Recipe Week Two
Sunday, January 17, 2010
Well I fell off the wagon a bit in the whole grains and vegetables department, but I did manage to come in just under the wire with an actual whole grain and vegetable meal on Saturday.
This recipe is from a great cookbook called Vegetarian Planet, which I can’t recommend highly enough — everything I’ve made from it is really good. It isn’t specifically designed to be cheap, but most of the recipes are straightforward and rely on basic ingredients, so the result is a collection of mostly inexpensive yet generally interesting meals.
The recipe calls for grilled vegetables, but offers roasted vegetables as an alternative. Given that it’s January, I went with the roasted vegetables.
I did the cheapest alternative (onions, carrots, mushrooms) because I’m that kind of a gal, but I think next time I’ll splurge for the red pepper. I think it would be better. The curry I have is from Penzey’s and it is HOT. But good. I actually cut the recipe in half because sometimes I can only take so much curry, and I didn’t want to be stuck with leftovers I couldn’t bring myself to eat.
The recipe is interesting in that it has you cook the millet in a skillet (hello, paging Dr. Seuss!), which actually worked better than cooking in a pot, which is what I had been doing. It’s been getting all mushed together when I’ve cooked it in a pot. Doing it this way let it stay separated, and adding the peanuts made the texture better and more interesting. I think it would be very good in this recipe cooked with some orange juice and/or orange zest.
I read somewhere that toasting millet before cooking makes a difference, so I’ve been doing that but I haven’t been able to tell if it’s made a difference. I think I might need to cook it again without toasting to see if I can tell what, if anything, is different about it.
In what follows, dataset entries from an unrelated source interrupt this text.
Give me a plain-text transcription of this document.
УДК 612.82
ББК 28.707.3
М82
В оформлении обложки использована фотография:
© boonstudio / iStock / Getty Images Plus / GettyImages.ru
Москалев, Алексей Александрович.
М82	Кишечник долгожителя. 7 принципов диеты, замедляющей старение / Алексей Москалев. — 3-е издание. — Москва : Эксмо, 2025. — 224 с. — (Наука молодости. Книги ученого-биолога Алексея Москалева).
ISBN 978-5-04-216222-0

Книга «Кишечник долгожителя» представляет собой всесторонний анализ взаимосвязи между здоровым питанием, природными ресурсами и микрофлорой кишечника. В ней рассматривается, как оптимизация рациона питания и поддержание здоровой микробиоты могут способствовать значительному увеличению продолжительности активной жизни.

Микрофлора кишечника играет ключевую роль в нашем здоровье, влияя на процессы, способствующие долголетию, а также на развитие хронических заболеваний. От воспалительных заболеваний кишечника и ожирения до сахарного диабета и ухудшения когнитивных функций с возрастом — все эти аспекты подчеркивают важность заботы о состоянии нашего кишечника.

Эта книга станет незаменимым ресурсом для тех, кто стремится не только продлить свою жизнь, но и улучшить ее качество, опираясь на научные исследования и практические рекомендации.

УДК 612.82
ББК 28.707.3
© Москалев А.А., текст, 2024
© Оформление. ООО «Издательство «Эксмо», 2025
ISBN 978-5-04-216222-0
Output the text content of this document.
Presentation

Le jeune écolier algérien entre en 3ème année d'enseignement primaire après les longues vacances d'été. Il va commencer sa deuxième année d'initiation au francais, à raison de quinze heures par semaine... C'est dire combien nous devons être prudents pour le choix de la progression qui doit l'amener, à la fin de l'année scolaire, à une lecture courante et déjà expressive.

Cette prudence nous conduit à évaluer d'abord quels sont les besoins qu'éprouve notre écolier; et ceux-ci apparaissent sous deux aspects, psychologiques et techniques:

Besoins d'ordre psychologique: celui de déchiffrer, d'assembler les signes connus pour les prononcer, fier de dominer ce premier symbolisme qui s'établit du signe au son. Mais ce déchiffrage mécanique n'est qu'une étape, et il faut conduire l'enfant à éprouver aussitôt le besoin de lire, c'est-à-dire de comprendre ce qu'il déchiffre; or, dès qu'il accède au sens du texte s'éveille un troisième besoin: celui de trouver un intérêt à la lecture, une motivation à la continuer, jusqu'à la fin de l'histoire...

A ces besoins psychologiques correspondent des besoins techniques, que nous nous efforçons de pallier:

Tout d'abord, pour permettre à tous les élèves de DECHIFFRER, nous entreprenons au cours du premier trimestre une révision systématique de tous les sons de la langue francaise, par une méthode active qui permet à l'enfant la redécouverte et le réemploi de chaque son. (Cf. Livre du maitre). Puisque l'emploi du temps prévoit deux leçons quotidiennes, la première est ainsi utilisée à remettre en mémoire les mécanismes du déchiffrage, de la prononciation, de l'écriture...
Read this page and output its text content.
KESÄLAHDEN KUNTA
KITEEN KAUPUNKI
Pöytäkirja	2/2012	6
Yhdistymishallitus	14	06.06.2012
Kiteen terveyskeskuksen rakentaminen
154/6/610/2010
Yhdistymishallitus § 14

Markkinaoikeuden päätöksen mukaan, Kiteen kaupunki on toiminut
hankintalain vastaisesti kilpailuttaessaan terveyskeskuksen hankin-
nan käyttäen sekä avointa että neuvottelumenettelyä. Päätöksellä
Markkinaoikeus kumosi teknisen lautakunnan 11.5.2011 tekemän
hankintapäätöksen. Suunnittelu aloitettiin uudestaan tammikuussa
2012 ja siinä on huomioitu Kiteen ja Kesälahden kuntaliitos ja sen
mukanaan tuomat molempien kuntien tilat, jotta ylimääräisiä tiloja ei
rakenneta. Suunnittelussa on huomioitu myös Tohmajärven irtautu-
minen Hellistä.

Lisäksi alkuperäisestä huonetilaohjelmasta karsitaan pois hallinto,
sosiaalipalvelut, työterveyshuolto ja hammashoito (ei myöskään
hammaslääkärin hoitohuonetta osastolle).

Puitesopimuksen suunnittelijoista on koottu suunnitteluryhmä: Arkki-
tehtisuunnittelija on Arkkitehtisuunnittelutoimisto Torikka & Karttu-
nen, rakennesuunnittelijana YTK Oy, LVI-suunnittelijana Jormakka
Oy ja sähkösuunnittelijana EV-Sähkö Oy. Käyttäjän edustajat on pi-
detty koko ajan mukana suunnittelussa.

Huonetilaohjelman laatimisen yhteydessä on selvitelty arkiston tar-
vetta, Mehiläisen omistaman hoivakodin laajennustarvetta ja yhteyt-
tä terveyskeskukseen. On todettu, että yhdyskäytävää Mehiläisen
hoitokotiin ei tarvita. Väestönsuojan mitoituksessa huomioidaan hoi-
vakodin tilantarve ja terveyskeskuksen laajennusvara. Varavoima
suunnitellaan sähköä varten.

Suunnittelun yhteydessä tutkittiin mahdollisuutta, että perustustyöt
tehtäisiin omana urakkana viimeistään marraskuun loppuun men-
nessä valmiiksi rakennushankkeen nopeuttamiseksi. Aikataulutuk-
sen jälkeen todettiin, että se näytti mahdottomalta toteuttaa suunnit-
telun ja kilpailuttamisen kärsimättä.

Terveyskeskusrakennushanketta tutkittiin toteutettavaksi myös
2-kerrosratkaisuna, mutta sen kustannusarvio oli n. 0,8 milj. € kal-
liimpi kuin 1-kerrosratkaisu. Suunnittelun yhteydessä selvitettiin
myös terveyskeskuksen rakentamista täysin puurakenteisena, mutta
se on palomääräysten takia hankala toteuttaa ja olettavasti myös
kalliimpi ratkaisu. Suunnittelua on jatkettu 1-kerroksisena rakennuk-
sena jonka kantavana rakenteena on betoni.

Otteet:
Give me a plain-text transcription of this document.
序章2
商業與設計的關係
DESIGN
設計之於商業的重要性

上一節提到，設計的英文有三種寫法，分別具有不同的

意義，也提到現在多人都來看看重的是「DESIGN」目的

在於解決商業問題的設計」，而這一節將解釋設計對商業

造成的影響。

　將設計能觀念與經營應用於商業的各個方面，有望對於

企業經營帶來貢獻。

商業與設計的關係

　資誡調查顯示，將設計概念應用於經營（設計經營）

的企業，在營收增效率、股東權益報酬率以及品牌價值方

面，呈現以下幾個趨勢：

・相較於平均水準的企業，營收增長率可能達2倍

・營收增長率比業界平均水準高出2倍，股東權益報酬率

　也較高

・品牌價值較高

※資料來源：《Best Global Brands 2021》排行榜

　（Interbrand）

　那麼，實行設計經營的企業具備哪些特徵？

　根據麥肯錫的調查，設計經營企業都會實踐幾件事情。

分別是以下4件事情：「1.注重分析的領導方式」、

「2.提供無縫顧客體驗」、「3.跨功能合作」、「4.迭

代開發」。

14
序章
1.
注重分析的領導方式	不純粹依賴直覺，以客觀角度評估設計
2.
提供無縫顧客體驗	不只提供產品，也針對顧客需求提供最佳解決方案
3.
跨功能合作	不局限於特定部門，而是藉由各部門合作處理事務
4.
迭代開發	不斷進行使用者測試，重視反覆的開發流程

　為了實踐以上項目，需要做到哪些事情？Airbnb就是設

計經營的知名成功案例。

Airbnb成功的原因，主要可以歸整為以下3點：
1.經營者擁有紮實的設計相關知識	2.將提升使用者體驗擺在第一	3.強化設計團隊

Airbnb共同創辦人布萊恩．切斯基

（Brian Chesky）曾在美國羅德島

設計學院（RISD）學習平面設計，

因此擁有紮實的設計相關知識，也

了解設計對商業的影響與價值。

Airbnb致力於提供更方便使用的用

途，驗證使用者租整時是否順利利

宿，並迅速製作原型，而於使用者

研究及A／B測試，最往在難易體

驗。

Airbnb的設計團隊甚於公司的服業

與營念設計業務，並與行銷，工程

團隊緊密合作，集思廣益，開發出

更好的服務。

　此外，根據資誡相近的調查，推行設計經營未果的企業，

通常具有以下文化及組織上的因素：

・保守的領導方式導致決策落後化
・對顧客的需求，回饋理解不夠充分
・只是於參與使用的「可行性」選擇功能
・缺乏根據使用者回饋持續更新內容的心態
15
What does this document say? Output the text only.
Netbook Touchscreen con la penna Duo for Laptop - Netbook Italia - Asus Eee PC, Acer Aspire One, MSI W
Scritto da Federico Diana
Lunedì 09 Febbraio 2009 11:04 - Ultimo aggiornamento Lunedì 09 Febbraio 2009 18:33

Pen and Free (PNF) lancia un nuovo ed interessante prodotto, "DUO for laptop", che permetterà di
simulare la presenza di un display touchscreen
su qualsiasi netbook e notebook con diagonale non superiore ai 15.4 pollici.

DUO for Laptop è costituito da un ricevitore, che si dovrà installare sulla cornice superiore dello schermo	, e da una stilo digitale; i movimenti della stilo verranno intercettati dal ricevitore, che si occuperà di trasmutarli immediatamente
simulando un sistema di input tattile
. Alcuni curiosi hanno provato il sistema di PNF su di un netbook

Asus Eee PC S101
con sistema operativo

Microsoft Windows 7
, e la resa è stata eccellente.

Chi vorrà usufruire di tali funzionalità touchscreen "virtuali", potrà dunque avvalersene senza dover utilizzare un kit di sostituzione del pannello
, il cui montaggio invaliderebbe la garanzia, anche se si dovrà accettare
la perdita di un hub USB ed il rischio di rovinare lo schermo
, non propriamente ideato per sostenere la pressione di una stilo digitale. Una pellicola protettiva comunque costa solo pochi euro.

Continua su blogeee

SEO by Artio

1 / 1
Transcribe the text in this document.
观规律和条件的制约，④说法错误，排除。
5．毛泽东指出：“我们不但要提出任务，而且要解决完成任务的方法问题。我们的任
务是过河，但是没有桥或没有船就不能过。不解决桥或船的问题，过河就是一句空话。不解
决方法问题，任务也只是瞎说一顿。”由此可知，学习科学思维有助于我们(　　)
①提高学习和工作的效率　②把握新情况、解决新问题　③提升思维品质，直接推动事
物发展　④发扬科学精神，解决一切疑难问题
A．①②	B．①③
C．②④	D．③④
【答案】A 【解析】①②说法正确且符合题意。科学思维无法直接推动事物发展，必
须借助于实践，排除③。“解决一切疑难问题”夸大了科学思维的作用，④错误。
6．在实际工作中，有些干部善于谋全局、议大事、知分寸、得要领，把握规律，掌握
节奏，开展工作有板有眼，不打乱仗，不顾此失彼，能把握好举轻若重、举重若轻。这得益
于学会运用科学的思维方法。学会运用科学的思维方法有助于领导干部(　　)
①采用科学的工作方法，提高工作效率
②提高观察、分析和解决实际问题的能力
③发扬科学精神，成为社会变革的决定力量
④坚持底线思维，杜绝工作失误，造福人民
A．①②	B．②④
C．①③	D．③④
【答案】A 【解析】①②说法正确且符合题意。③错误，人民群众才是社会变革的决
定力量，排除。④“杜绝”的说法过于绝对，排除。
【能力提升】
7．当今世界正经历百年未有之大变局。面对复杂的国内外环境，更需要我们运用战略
I didn’t get the cilantro because it’s too early in the month and I didn’t want to get cocky. Sometimes Compare has super cheap cilantro (3 for $1!) in which case I would have gotten it, but I was at Whole Foods and I didn’t even check to see how much it was. If it’s closer to $2 than $1, I don’t usually get it. If it’s around a dollar, it depends on what I’m making and how things have been going in my life.
I think this dish would be better with cilantro, but it was fine without it.
I think this was a winner, and I would definitely make it again. I was going to try to figure out the total cost but I really need to set up a spreadsheet so I can include spices and oils, so I don’t have an exact number for you right now. In general I’m pretty sure it came in well under $2.
Peanut Millet with Curried Vegetables
1-2/3 cups water
1-1/2 tsp salt, plus more to taste
1 cup hulled millet
6 Tbsp olive oil
3 Tbsp balsamic vinegar
2 Tbsp orange juice
4 garlic cloves, minced
1 Tbsp minced fresh ginger
2 Tbsp curry powder
1/2 tsp ground cinnamon
1/2 tsp fresh-ground black pepper, plus more to taste
1 Tbsp honey
3 of the following vegetables: 1 red onion, quartered; 2 carrots, sliced lenghtwise (for grilling) or sliced in rounds (for roasting); 1/2 of a 1-pound eggplant, sliced in 1/2-inch-thick rounds; 1 red bell pepper, seeded and cut into narrow strips; 8 large white button mushrooms, cut in half, or 1 large portobello mushroom, sliced into 1/2-inch-thick strips
1/2 cup chopped dry-roasted, unsalted peanuts
1 Tbsp minced cilantro
1. In a large skillet over medium heat, heat the water with 1 teaspoon salt until the water comes to a boil. Add the millet, and bring to aboil again. Cover the pan, and turn down the heat. Cook the millet for 30 minutes over low heat, then turn off the heat and keep the pan covered.
[FOR GRILLED VEGETABLES
2. While the millet is cooking, heat a grill over medium-hot fire.]
3. In a small bowl, combine the olive oil, vinegar, orange juice, garlic, ginger, curry powder, cinnamon, black pepper, honey, and 1/2 tsp salt. Place all of the vegetables in a large bowl, and pour the marinade over them. Toss well with your hands. (The vegetables can sit for up to 24 hours in this marinade; just cover and refrigerate them.)
FOR GRILLED VEGETABLES
4. Place the vegetables on the grill, and salt and pepper them well. Grill the carrots and onion on the coolest part of the grill for 10 minutes or so, turning them periodically. Grill the eggplant, pepper, and mushrooms for about 3 minutes per side.
FOR ROASTED VEGETABLES
4. Place the marinated vegetables in a large baking dish, and roast them in a preheated 400 oven until the vegetables are tender, about 1/2 hour.
5. Stir the peanuts into the warm millet. Spoon the millet onto plates, then distribute the grilled vegetables on top. Spoon the remaining marinade over the vegetables, sprinkle with cilantro, and serve.